29th August 2021, Kathmandu
Microsoft is an admonishment of a widespread credential phishing campaign that leverages open redirector links in email communications as a vector to illude users into visiting malevolent websites while efficaciously bypassing security software.
“Assailants amalgamate these links with gregarious engineering baits that impersonate well-kenned productivity implements and accommodations to lure users into clicking,” Microsoft 365 Advocator Threat Perspicacity Team verbally expressed in a report published this week.
“Doing so leads to a series of redirections including a CAPTCHA verification page that integrates a sense of legitimacy and endeavors to eschew some automated analysis systems afore taking the utilizer to a fictitiously unauthentic sign-in page. This ultimately leads to credential compromise, which opens the utilizer and their organization to other attacks.”
Albeit redirect links in email messages accommodate a vital implement to take recipients to third-party websites or track click rates and quantify the prosperity of sales and marketing campaigns, the same technique can be abused by adversaries to redirect such links to their own infrastructure, at the same time keeping the trusted domain in the full URL intact to eschew analysis by anti-malware engines, even when users endeavor to hover on links to check for any designations of suspicious content.
In order to lead potential victims to phishing sites, the redirect URLs embedded in the message are set up utilizing a legitimate accommodation, while the final actor-controlled domains contained in the link leverage top-level domains .xyz, .club, .shop, and .online (e.g. “c-tl[.]xyz”), but which are passed as parameters so as to sneak past email gateway solutions.
Microsoft verbalized it optically canvassed at least 350 unique phishing domains as a component of the campaign another endeavor to obscure detection underscoring the campaign’s efficacious utilization of convincing gregarious engineering lures that purport to be notification messages from apps like Office 365 and Zoom, a well-crafted detection evasion technique, and a durable infrastructure to carry out the assailants.

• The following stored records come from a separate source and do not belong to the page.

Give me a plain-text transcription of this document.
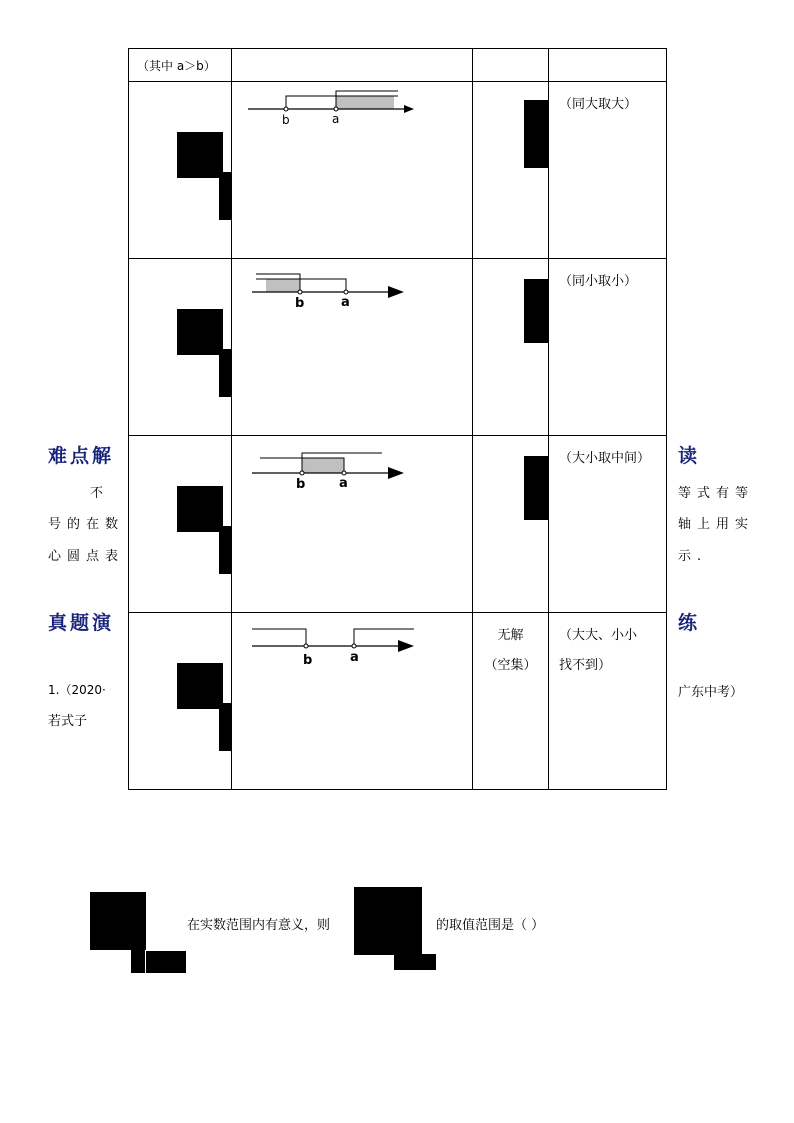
（其中 a＞b）			

b a		（同大取大）

b a		（同小取小）

b a		（大小取中间）

b a	无解
（空集）	（大大、小小
找不到）
难点解
不
号的在数
心圆点表
真题演
1.（2020·
若式子
读
等式有等
轴上用实
示.
练
广东中考）
在实数范围内有意义，则	的取值范围是（ ）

Clicking the specially-crafted links redirects the users -> clicking the specially-crafted link redirects the users
“This not only shows the scale with which this assailment is being conducted, but it withal demonstrates how much the assailers are investing in it, denoting potentially paramount payoffs,” the researcher verbalized.
To give the assailment a veneer of authenticity, clicking the specially-crafted links redirects the users to a maleficent landing page that employs Google reCAPTCHA to block any dynamic scanning endeavors. Upon completion of the CAPTCHA verification, the victims are exhibited a fraudulent authenticate page mimicking a kenned accommodation like Microsoft Office 365, only to swipe their passwords upon submitting the information.
“This phishing campaign exemplifies the impeccable storm of [social engineering, detection evasion, and an astronomically immense assailment infrastructure] in its endeavor to purloin credentials and ultimately infiltrate a network,” the researchers noted. “And given that 91% of all cyberattacks originate with email, organizations must consequently have a security solution that will provide them a multi-layered bulwark against these types of attacks.”